Contemporary Color Screen 12 articles

Contemporary Color


Contemporary Color Poster
  • Color guard routines are mini-narratives, but the “Contemporary Color” directors largely decline to follow them, nervously cutting to backstage action when a hook eludes them. When a color guard truly connects with a magnetic musical performer, or the combination of music and choreography guides the filmmakers to an impressionistic approach, the application of cinema to live performance yields exceptional results. But over all, this movie is less “you are there” than “you had to be there.”

  • Unlike that other concert doc Byrne was involved in, Stop Making Sense, the Ross Brothers fracture the bodies on screen, and make little attempt to create a coherent sense of space or temporality. In Nelly Furtado’s performance, for example, the action is momentarily framed so that the focal point of the screen is the space between Furtado (standing on an elevated part of the stage) and the dancers (who are whirling down below her), neither fully visible, diffusing the energy of the performance.

  • A documentary of [David Byrne's] unusual performance that refuses to just be a concert movie... Performances themselves are captured from a variety of angles, with much impressionistic distancing: several times, superimposed layers of a close-up of the performer over a wide shot of the auditorium, that placed over a medium-shot of the performer on stage, prove tricky and stimulating to unpack.

  • Think of Contemporary Color as the Ross brothers' experimental film, with the dance routines allowing them to try out different forms of purely visual spectacle in ways that are occasionally intoxicating and inventive.

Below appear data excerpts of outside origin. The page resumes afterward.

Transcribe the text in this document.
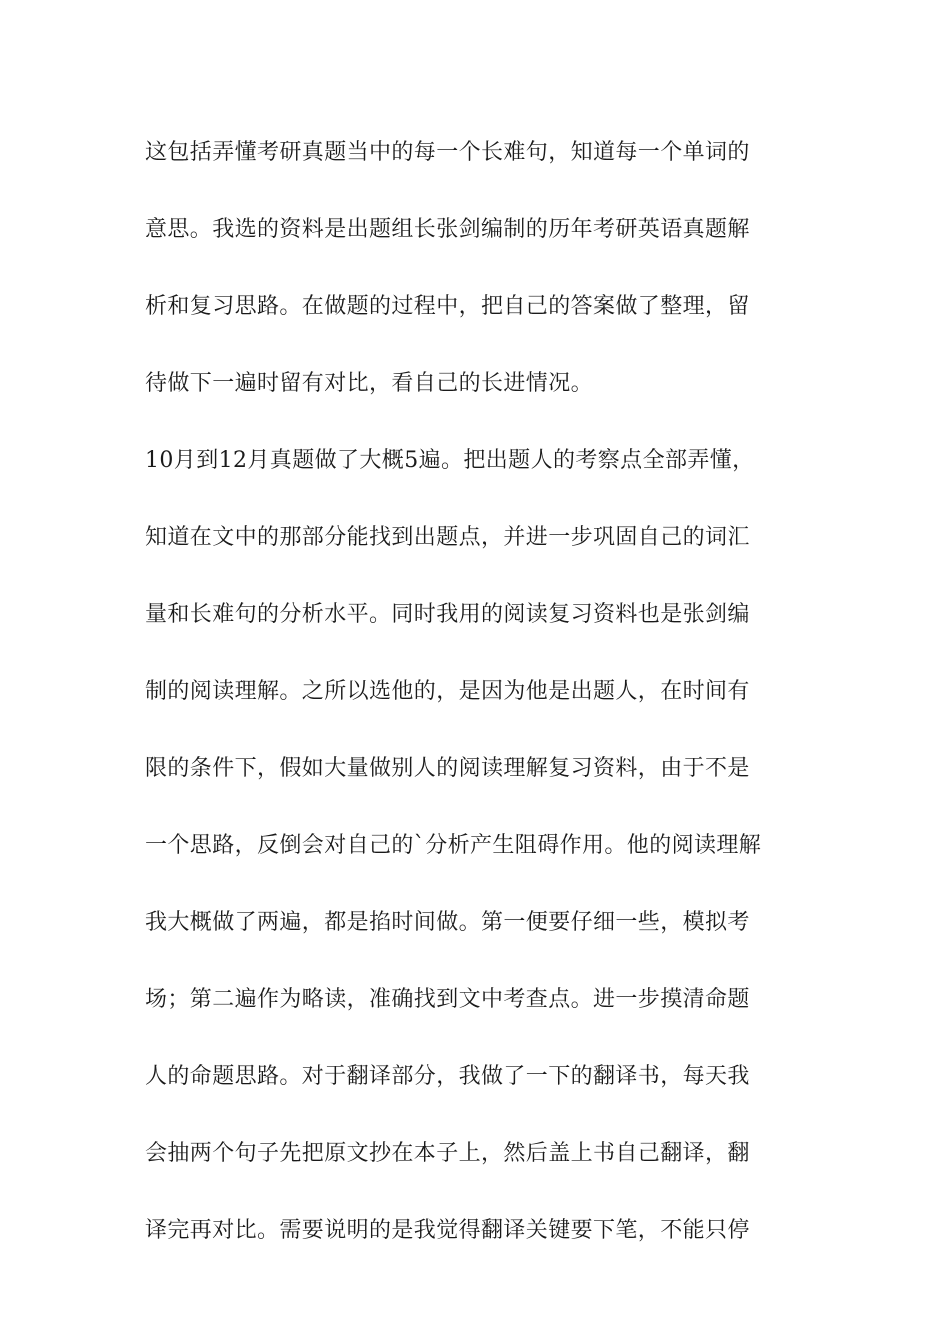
这包括弄懂考研真题当中的每一个长难句，知道每一个单词的
意思。我选的资料是出题组长张剑编制的历年考研英语真题解
析和复习思路。在做题的过程中，把自己的答案做了整理，留
待做下一遍时留有对比，看自己的长进情况。
10月到12月真题做了大概5遍。把出题人的考察点全部弄懂，
知道在文中的那部分能找到出题点，并进一步巩固自己的词汇
量和长难句的分析水平。同时我用的阅读复习资料也是张剑编
制的阅读理解。之所以选他的，是因为他是出题人，在时间有
限的条件下，假如大量做别人的阅读理解复习资料，由于不是
一个思路，反倒会对自己的`分析产生阻碍作用。他的阅读理解
我大概做了两遍，都是掐时间做。第一便要仔细一些，模拟考
场；第二遍作为略读，准确找到文中考查点。进一步摸清命题
人的命题思路。对于翻译部分，我做了一下的翻译书，每天我
会抽两个句子先把原文抄在本子上，然后盖上书自己翻译，翻
译完再对比。需要说明的是我觉得翻译关键要下笔，不能只停
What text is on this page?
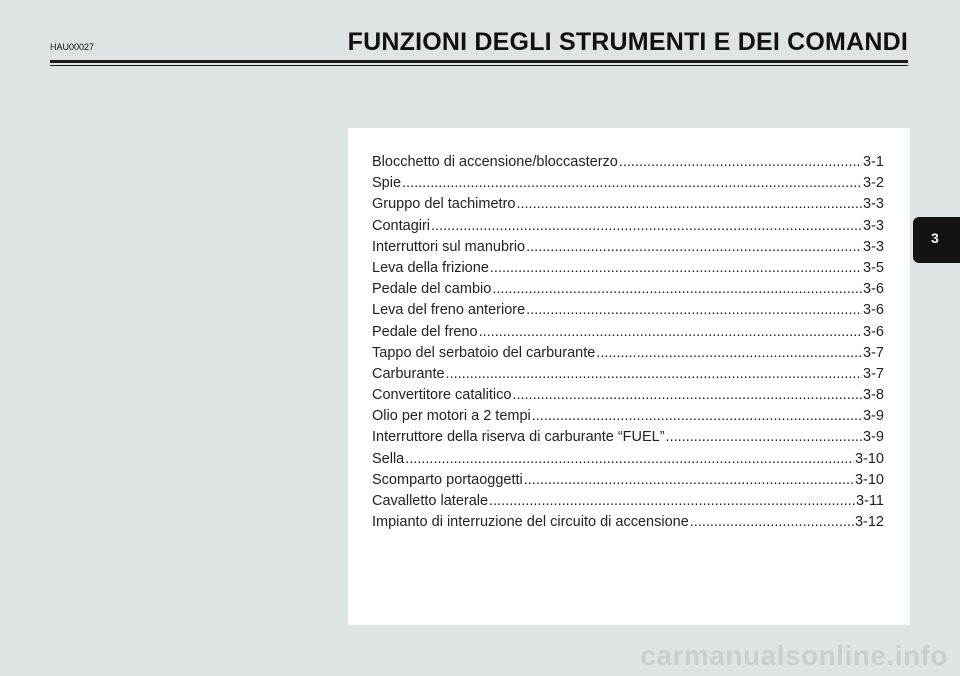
HAU00027	FUNZIONI DEGLI STRUMENTI E DEI COMANDI
Blocchetto di accensione/bloccasterzo .....	3-1
Spie .....	3-2
Gruppo del tachimetro .....	3-3
Contagiri .....	3-3
Interruttori sul manubrio .....	3-3
Leva della frizione .....	3-5
Pedale del cambio .....	3-6
Leva del freno anteriore .....	3-6
Pedale del freno .....	3-6
Tappo del serbatoio del carburante .....	3-7
Carburante .....	3-7
Convertitore catalitico .....	3-8
Olio per motori a 2 tempi .....	3-9
Interruttore della riserva di carburante “FUEL” .....	3-9
Sella .....	3-10
Scomparto portaoggetti .....	3-10
Cavalletto laterale .....	3-11
Impianto di interruzione del circuito di accensione .....	3-12
3
carmanualsonline.info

  • As Jonathan Demme did with Stop Making Sense, the Ross brothers are intent on making a film, rather than offering literal-minded coverage of an event. This ambition isn't as straightforward as it may sound, as cinematic compositions could potentially squander our awareness of the excellence of the performances, while dutiful lensing of the dances may make for uninvolving filmmaking. The Rosses utilize a series of fades—synced with the songs—that bridge the music to the dancing.

  • The arrangement of bodies onscreen is so striking that even when the movie's energy starts to flag in the second half, there's always something beautiful to watch or listen to. I hope the filmmakers don't take it as a knock when I say that this project would probably work just as well or better as a video installation or some kind of virtual reality experience. It's more visceral than intellectual... It's a musical performance documentary, but the film is giving a musical performance of its own.

  • It's part concert movie, part backstage doc. But its most exciting element isn't the great music or the wonderful dancing; it's the joy of the kids on these teams as they put on an emotional show in this surreally immense setting.

  • It captures the essence of the event in question with expert craftsmanship, and the filmmaking prowess doesn't overwhelm the show. At 100 minutes, it runs long, with the momentum rising and falling on the basis of who happens to take the stage. No amount of fancy cutaways obscure the weaker moments. But there's no doubting that Byrne — and, by extension, the Ross brothers — have delivered an entirely original blend of psychedelic experiences with a realistic window into American life.

  • The film doesn’t just show us the final performances at Barclays; it revels in the months of practice, the anticipation, the greater context. The Rosses cross-cut between the concert footage and images of the teams in their high school gyms at practice. They also stage stylized sequences of the teenagers in their own spaces, outside the gym or the stadium. The film transcends the concert or dance doc formula.

  • Ultimately this kaleidoscopic concert film, brilliantly edited by Bill, about the staging of David Byrne’s gloriously odd idea to combine experimental pop music and color guard, could only be made by the Rosses.

  • With its viewer immersion, Contemporary Color opens up the possibilities of the concert film in a way that should serve as a guide to other concert filmmakers, who can use the Ross brothers' method of casual-but-comprehensive observation to do more than simply record performances for a mass audience. By offering an array of spectacle and narrative, the siblings encourage the individual to curate his or her own understanding of the evening.

  • It captures the feeling of the best of the Obama years, when, it seemed, we were all coasting along the moral arc of the universe as it bent towards justice. As indie and neo-R&B acts play their songs, composed to inspire choreography from amateurs of all races and orientations and body types, the film offers a spectacle that’s audio-visual and multimedia, interdisciplinary and intersectional, and open-minded in the evident mutual admiration across medium, genre and class.